My husband was backing out too fast. I didn’t throw my phone at the dog, afraid he would run under the wheel. I screamed instead, but it was raining and the windows were rolled.

After he stopped, my husband had to get out of the car and shake me.

Jenna called again minutes later. She was calmer. I forgot to tell you I told his brother and he didn’t freak out. He’s in a locked ward anyway, but only until Tuesday. And Mom is going into hospice and I might have to fly to Florida this weekend, and miss the celebration of life. I mean his funeral, she said.

Yeah, I found him, she said, as if I’d forgotten.

After saying It’s all right over and over, even though no way in hell it was, I said, How is the dog? and she said she was almost finished walking him. It takes a lot of time. He’s old now, she said. Like yours.

So what if Jenna wasn’t the paradigm of mothering, she wasn’t his mother, and maybe her stepson wasn’t having any of it anyway.


Two years later Jenna read a newspaper with the name of her stepson’s friend in the headlines.

I had called her to tell her that my dog died.

Taken in a raid, she told me. The whole chinos and white shirts of Charlottesville? It would be like going straight for him. He was such a chicken. He would never run over a girl.

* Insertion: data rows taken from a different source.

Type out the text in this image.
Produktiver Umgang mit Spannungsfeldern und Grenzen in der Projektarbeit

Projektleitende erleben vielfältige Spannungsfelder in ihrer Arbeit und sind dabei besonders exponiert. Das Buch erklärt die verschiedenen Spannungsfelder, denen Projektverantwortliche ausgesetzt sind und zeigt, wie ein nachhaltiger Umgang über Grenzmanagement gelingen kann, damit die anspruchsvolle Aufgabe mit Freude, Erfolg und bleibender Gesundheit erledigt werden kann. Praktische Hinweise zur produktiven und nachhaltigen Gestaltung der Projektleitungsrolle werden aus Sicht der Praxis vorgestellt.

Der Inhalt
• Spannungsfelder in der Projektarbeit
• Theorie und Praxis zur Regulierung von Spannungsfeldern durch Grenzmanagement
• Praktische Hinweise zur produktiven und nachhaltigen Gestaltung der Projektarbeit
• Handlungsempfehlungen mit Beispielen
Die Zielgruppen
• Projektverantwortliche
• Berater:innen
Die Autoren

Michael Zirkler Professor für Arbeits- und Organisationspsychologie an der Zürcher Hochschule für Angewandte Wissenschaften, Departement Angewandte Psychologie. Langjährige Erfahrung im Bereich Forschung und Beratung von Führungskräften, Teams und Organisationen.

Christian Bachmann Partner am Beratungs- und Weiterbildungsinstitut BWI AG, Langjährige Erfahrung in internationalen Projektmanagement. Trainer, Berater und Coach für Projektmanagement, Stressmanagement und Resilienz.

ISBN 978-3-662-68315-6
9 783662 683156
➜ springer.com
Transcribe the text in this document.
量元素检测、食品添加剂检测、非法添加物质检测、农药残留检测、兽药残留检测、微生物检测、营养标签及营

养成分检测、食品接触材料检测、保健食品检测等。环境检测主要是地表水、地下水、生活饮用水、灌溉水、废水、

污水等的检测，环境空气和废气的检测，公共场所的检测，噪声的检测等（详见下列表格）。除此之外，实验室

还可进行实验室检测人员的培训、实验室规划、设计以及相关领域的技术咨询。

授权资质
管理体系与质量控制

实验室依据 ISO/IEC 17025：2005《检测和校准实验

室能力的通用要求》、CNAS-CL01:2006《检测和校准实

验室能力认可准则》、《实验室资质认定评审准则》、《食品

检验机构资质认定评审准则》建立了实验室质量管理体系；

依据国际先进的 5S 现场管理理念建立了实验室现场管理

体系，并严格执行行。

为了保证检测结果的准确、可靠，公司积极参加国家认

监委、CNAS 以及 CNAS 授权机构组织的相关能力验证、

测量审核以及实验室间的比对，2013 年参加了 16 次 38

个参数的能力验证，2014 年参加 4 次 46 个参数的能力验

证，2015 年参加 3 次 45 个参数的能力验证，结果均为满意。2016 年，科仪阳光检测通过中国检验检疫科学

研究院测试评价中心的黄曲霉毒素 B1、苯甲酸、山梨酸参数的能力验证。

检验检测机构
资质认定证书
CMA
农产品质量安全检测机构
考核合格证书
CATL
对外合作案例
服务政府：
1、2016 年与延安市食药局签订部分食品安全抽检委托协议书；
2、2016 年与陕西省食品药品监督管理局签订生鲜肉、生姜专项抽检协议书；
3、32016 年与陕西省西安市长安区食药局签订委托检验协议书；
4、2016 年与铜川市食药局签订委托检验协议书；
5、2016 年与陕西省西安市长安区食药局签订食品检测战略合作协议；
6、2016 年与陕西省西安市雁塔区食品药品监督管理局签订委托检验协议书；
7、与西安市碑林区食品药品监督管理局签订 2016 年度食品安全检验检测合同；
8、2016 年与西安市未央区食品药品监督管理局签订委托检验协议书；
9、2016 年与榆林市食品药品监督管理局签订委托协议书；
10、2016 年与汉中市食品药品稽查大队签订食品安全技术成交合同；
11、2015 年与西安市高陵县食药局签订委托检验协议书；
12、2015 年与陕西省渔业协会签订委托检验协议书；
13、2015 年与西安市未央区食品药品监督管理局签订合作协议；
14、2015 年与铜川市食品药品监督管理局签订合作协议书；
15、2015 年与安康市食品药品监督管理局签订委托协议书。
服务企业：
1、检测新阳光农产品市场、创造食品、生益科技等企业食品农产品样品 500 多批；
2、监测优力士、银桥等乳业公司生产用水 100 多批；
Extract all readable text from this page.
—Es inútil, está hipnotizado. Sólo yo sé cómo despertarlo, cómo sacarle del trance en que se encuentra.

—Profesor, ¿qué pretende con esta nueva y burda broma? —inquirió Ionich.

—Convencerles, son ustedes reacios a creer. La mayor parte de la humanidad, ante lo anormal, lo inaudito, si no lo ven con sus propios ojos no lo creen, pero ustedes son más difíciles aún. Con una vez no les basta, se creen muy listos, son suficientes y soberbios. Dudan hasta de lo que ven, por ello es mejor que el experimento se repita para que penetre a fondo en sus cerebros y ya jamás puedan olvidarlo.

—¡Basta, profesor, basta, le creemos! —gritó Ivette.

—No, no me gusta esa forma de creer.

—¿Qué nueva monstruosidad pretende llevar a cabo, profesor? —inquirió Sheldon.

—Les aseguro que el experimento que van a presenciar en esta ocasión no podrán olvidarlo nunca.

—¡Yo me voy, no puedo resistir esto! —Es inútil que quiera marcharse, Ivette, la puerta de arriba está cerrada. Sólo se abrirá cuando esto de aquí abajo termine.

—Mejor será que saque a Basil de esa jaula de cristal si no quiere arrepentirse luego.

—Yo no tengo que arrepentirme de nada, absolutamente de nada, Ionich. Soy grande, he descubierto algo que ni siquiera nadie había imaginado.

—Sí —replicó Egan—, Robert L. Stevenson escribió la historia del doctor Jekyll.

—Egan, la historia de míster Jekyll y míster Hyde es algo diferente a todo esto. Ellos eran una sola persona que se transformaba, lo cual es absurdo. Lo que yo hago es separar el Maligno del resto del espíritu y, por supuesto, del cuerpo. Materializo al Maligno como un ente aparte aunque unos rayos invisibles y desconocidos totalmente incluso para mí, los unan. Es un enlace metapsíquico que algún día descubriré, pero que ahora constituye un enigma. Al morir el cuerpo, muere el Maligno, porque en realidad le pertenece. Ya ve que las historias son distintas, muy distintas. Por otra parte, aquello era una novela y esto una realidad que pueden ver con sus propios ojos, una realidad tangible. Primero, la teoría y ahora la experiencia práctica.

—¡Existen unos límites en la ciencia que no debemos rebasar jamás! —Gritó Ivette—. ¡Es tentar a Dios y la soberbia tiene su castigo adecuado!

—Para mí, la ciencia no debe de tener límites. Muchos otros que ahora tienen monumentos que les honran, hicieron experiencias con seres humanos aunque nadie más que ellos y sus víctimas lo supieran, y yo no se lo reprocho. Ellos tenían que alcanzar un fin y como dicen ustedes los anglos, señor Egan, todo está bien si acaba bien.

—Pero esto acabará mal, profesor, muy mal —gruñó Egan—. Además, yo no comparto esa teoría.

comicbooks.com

He tried to strangle a demonstrator, and gave her a concussion when he threw her on the pavement.

I could hear her dog barking at the other end, and her comforting him.

The kid will do time now, she said, laughing. She actually laughed. That was the one thing he envied: my son in jail. I’ll bet he’s never even met a black person.

How can you not hate him? I asked. Not telling you about your son when he could have been saved – and now this?

I don’t know, she said after a while. Maybe he thought he’d be blamed. He bailed on taking all the pills with him, even though they had a pact. Scared. You were such a Jack, he wrote on the funeral webpage. Honourable, she said.

He reminds me of my stepson, she said. Not a lot does.

I would hate him, I said.

I’m sorry about your dog, she said, and hung up.